Los individuos que integramos este sector de la audiencia pensamos que ni alboroto equivale a fuerza, ni ruido a energía, que esas son fanfarronadas, que ser fanfarrón es lo opuesto a ser fuerte y que la fanfarronada es la antítesis de la genuina vitalidad. Y, es más, que subir los decibeles y recurrir a distorsiones y a voces guturales para impactar es un mecanismo tan falaz e impostado como pueril. Que es como creerse el cuento de que el borracho gritón que te abraza y te dice que te quiere es sincero gracias al alcohol, cuando en el fondo sabemos que la única pasión sincera que libera el alcohol es el exhibicionismo, con sus ganas de montar circo y armar bardo; supongo que todos los adultos aquí escribientes y leyentes hemos estado alguna vez lo bastante borrachos para saberlo, a poco rigurosos que seamos en el hábito de la autocrítica. ¡A que no!

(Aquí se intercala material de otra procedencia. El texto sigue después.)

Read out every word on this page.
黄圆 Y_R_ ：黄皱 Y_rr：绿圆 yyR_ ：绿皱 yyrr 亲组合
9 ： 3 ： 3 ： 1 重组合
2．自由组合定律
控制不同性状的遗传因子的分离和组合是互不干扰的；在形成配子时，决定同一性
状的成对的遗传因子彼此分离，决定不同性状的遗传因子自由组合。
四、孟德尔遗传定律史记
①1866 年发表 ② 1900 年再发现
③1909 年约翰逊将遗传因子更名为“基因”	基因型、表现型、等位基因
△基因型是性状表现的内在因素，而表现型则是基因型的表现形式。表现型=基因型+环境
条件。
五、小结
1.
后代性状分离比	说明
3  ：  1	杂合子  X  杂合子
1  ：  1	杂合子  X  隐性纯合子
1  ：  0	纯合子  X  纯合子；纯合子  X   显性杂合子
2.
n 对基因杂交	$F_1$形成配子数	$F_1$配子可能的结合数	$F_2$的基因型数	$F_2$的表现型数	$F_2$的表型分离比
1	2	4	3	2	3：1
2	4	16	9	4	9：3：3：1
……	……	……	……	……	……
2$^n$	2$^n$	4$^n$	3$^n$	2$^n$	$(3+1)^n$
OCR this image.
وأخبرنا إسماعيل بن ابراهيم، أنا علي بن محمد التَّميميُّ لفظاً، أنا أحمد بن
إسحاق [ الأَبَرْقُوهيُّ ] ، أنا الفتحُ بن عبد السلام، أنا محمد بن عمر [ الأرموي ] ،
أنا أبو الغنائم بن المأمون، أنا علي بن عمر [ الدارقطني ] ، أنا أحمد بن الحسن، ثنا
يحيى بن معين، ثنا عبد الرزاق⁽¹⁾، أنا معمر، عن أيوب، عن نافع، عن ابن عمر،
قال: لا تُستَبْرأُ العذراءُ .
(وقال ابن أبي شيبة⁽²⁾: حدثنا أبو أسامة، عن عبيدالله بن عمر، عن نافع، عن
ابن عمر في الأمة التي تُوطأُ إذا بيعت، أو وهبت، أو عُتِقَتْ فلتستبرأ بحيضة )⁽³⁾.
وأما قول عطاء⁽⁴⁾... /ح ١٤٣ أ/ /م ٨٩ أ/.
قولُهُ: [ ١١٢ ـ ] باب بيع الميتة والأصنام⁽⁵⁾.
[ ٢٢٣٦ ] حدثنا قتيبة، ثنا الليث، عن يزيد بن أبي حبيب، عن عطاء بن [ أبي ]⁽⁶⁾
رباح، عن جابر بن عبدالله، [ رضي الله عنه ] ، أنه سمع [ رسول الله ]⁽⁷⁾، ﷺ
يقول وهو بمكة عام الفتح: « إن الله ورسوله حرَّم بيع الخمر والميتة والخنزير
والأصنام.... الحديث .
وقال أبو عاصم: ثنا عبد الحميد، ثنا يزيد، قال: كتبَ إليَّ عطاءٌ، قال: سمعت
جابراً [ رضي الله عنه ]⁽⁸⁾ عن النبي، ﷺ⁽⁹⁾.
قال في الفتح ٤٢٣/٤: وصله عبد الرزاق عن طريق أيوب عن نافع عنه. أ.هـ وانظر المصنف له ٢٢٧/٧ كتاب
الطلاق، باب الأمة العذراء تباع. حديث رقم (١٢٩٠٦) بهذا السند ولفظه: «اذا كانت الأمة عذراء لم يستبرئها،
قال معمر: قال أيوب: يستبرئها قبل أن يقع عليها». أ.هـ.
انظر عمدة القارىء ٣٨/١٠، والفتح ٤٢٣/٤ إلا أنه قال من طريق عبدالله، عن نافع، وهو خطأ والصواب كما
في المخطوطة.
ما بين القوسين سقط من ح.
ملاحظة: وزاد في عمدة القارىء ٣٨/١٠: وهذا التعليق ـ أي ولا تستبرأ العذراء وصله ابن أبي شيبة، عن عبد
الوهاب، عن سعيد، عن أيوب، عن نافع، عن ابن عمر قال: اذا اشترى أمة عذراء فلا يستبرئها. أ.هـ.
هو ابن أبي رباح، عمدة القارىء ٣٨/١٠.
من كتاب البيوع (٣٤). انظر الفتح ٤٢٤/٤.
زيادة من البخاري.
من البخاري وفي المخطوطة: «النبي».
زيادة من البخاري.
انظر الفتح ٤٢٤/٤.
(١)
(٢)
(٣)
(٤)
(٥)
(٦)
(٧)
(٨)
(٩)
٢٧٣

Bueno, si bien sospecho que durante varios meses no podré salir sin guardaespaldas ni al coreano de la esquina por culpa de este artículo, ya lo comencé y debo proseguir.

Prosigo.

A algunos nos disgusta, del metal, la fascinación por el poder y el fetichismo de sus emblemas, que nunca entendí cómo puede haber alguien a quien no le revuelvan el estómago: uniformes, armas y en todo esa cualidad castrense, prepotente, masiva, como de mitin berlinés del partido nacionalsocialista en los años treinta.

Pero lo principal, al menos en mi caso –aclaro porque no quiero excederme en mis atribuciones de vocero de los refractarios al metal–, es que lo sobreactuado me hace bostezar.

OH POOR LOVECRAFT

Me molesta además la reducción a dos o tres tópicos de la obra de autores –como Lovecraft entre los literatos o Nietzsche entre los filósofos– que los metaleros sienten próximos pero a los que no se aproximan y cuya iconografía se pueden tatuar pero cuyos libros no se toman el trabajo de leer en serio (y a veces ni de leer, a secas); la obra incomprendida de unos autores que no respetan en su complejidad y que comprimen en caricaturas esquemáticas al tiempo que pedantes me es algo horrible de considerar.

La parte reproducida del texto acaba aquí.